Mit Hilfe des Vorwissens der im Workshop vorgestellten Projekte und Interventionen können und sollen anstehende Transformationsprozesse im Anschluss fundierter und in aktiverer Kooperation gestaltet werden.
Die Projekte und zentralen Erkenntnisse werden im Folgenden noch einmal zusammenfassend dargestellt:
Terrassen für Vieles
Immo Janssen und Dirk von Schneidemesser (beide AKöR) stellen das Konzept der „Terrassen für Vieles“ im Rahmen der AKöR-Pilotstudie “Offene Straßen” vor. Diese sind ein Baustein der Menschen in Gebieten mit hoher baulicher Dichte, starker Versiegelung und wenig Grünflächen leben und damit besonders von den Einschränkungen der Corona-Situation betroffen sind, auch während der pandemischen Lage ein lebenswertes Umfeld ermöglichen soll. Dazu wurden von der AKöR in Kooperation mit dem DLR und dem IASS Potsdam verschiedene Varianten zur temporären Umgestaltung von Straßenraum erarbeitet.
Die Umsetzung diverser Elemente der Studie unterstützte den Bezirk darin, schnell sicht- und fühlbare Veränderungen durch kleine, kostengünstige und reversible Maßnahmen in aktiver Kooperation mit Betroffenen (z.B. in Spielstraßen) durchzuführen und das Prinzip des “Tactical Urbanism” im planerischen Methodenkoffer des Straßen- und Grünflächenamts (SGA) zu verankern.

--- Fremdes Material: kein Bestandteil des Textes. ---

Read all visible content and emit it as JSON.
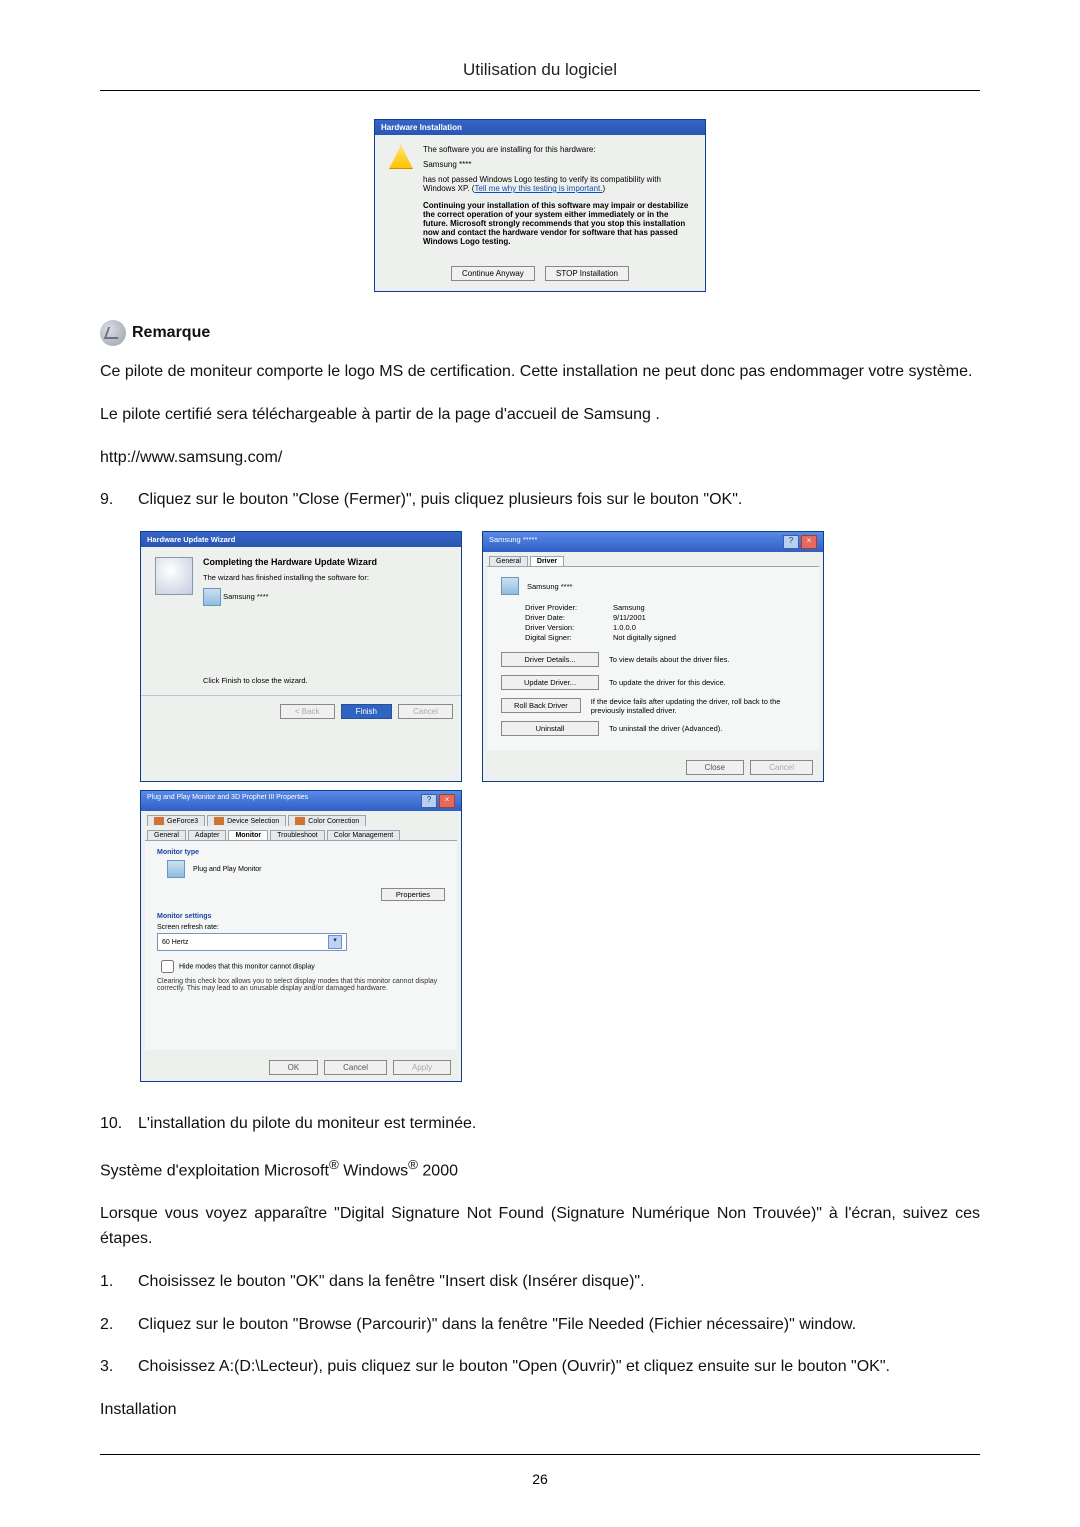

Für Gastronomie- und seit 2021 auch für kulturelle Nutzungen wurde das Pilotprojekt “Xhain-Terrassen” durch das SGA Friedrichshain-Kreuzberg umgesetzt und 2021 erweiternd verstetigt. Interessierte können sich per digitalem Anmeldeformular via FixMyBerlin dazu beim Bezirk melden. Neben den realisierten sollten noch weitere Nutzungen erprobt werden (u.a. Kita-Hof), dies steht jedoch noch aus. Die Studie ist dabei bewusst so angelegt, dass sie auch nach der Pandemie noch genutzt werden kann, da alle Begründungen und Rechtsnormen so angelegt sind, dass sie auch unter Normalbedingungen Gültigkeit haben und für den Stadtumbau relevant sind. Diverse Elemente der Studie finden sich auch in Konzepten für Kiezblocks wieder.
Parklets in Schöneberg
Leonard Hohenbild (Kiez erFahren) berichtete über die gesammelten Erfahrungen beim Fertigen und Aufbauen von zehn Parklets in Schöneberg, den SchönenFlächen. Julia Jarass (DLR, AKöR) ergänzt mit den ersten Ergebnissen der Begleiterhebung.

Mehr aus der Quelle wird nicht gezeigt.